Extended Data Fig. 11. Patterns of structural variants causing fusion genes and enhancer hijacking.

a, Rainfall plot of structural-variant breakpoints in the genes KIAA1549 and BRAF, commonly fused together through a tandem duplication in pilocytic astrocytomas. Structural variants are coloured by classification and arranged vertically by the distance to the next breakpoint in the cohort. If the two sides of a breakpoint junction are contained within the plotting window, they are joined by a curved line. The number of samples with a breakpoint in the plotting window is annotated in the table at the top of each panel. b, Rainfall plot of structural-variant breakpoints that affect RET, commonly fused to CCDC6 by inversion in papillary thyroid cancer. c, Rainfall plot of structural-variant breakpoints that affect BCL2, commonly hijacked to the IGH immunoglobulin locus by translocations in B cell lymphomas. d, Rainfall plot of structural-variant breakpoints that affect ERG, commonly fused with TMPRSS2 by deletion or more-complex events in prostate adenocarcinoma. e, Example of a TMPRSS2-ERG fusion gene in a prostate adenocarcinoma created by a chromoplexy cycle. The estimated copy-number profile is shown as black horizontal segments, with structural variants shown as dotted arcs linking the edges of two copy-number segments. f, Example of a TMPRSS2-ERG fusion gene in a prostate adenocarcinoma created by chromothripsis.

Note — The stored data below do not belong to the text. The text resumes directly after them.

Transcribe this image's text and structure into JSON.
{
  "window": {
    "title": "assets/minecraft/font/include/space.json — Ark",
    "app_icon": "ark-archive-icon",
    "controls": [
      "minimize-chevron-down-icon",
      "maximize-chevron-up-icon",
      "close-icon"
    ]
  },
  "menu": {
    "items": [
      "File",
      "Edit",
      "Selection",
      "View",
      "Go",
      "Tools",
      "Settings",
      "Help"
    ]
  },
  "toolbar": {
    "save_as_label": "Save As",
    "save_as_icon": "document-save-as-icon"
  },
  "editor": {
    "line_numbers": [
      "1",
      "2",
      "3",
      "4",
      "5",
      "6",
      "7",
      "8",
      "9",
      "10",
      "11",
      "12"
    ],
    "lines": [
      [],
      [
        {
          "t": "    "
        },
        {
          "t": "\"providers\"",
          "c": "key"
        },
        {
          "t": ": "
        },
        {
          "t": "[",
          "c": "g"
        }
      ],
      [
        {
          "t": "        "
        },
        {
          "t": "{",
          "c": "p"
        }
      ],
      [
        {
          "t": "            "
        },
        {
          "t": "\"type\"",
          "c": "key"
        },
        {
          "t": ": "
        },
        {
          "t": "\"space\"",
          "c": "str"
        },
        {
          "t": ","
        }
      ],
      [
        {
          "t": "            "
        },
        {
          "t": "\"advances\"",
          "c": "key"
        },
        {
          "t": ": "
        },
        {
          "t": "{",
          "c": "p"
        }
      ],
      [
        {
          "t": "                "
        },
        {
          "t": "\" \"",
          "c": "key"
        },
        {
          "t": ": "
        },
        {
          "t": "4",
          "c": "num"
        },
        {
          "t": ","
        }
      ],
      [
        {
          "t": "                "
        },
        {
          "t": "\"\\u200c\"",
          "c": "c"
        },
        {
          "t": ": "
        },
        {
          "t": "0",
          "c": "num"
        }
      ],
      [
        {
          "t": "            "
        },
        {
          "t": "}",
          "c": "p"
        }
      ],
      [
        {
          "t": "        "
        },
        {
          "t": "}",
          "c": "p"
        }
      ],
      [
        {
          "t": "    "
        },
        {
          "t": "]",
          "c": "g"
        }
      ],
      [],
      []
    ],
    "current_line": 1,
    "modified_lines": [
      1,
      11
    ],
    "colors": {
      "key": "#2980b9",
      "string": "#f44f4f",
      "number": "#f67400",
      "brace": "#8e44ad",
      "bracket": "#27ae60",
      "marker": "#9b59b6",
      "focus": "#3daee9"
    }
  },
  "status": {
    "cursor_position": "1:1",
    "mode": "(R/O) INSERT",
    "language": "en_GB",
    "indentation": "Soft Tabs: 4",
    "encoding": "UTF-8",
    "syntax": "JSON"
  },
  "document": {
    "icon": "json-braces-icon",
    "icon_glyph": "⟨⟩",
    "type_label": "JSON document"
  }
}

Extended Data Fig. 12. Patterns of structural variants that affect selected tumour-suppressor genes.

a, Rainfall plot of structural-variant breakpoints in the gene PTEN, commonly inactivated in breast and ovarian adenocarcinomas, in which tandem-duplication signatures are frequent. Structural variants are coloured by classification and arranged vertically by the distance to the next breakpoint in the cohort. If the two sides of a breakpoint junction are contained within the plotting window, they are joined by a curved line. The number of samples with a breakpoint in the plotting window is annotated in the table at the top of each panel. b, Rainfall plot of structural-variant breakpoints that affect RAD51B, commonly inactivated in breast and ovarian adenocarcinomas. c, Rainfall plot of structural-variant breakpoints that affect CDKN2A, commonly inactivated in tumours of the gastrointestinal tract, in which deletion signatures are common. d, Rainfall plot of structural-variant breakpoints that affect SMAD4, commonly inactivated in tumours of the gastrointestinal tract.

Extended Data Fig. 13. Examples of structural variants increasing the copy number of MYC.

The estimated copy-number profile is shown as black horizontal segments, with structural variants shown as dotted arcs linking the edges of two copy-number segments.